[6,17] XVII. Le désir de réfuter les oeuvres des philosophes
m'a poussé plus loin que je n'avais dessein
d'aller. Je montrerai que les mouvements
qu'ils ont pris pour des vices, bien loin d'être
des vices, sont au contraire de grandes vertus.
Je ferai entrer dans ma preuve un exemple que
je tiens pour très important. Ils soutiennent
que la crainte est un vice, que c'est une faiblesse
d'esprit, qu'elle est directement opposée
au courage, et que jamais elle ne se rencontre
avec lui. Quelqu'un pourrait-il jamais croire que
ce soit une action de courage que de craindre?

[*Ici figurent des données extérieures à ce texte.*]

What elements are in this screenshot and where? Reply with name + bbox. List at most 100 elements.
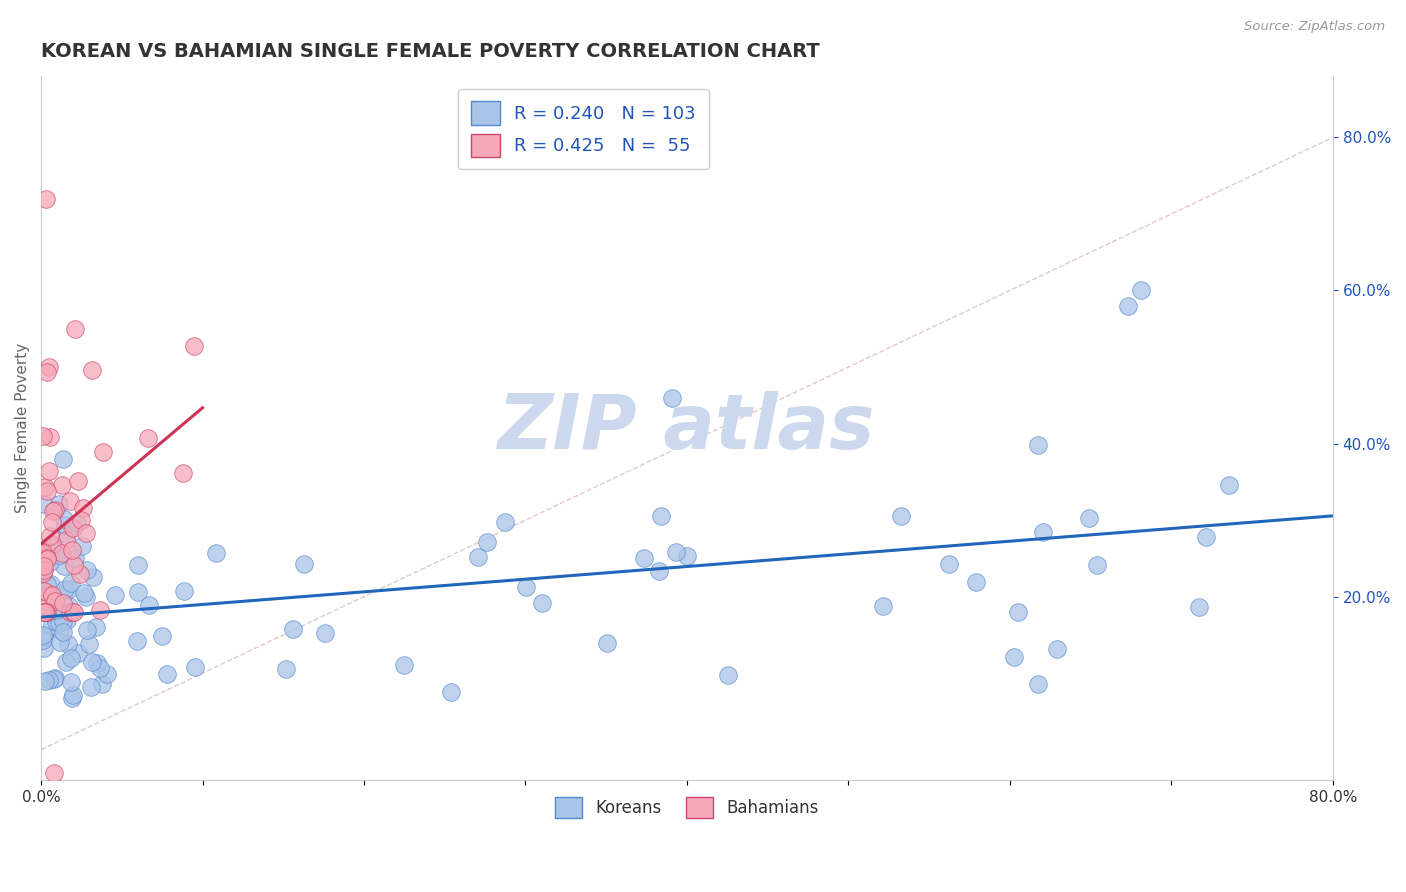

Il n'y a point d'apparence. On ne saurait s'imaginer
que quoi que ce soit puisse être le même
que son contraire. Cependant, sans user des subtilités
dont Socrate use dans Platon pour obliger
ceux contre lesquels il dispute à confesser ce
qu'ils avaient nié, je ferai voir simplement, et
sans artifice : que la plus grande de toutes les
craintes est la plus grande de toutes les actions
de courage. Personne ne doute que la crainte
de la douleur, de la pauvreté, du bannissement,
de la prison et de la mort, ne soit un effet de
faiblesse et de lâcheté. Quiconque n'appréhende
aucune de ces choses, passe pour hardi et pour
être intrépide. Quiconque craint Dieu, ne craint
rien de tout cela. Je n'ai pas besoin de chercher
des preuves pour établir cette vérité. On a vu,
et on voit tous les jours, les nouveaux genres
de supplice que souffrent ceux qui le servent.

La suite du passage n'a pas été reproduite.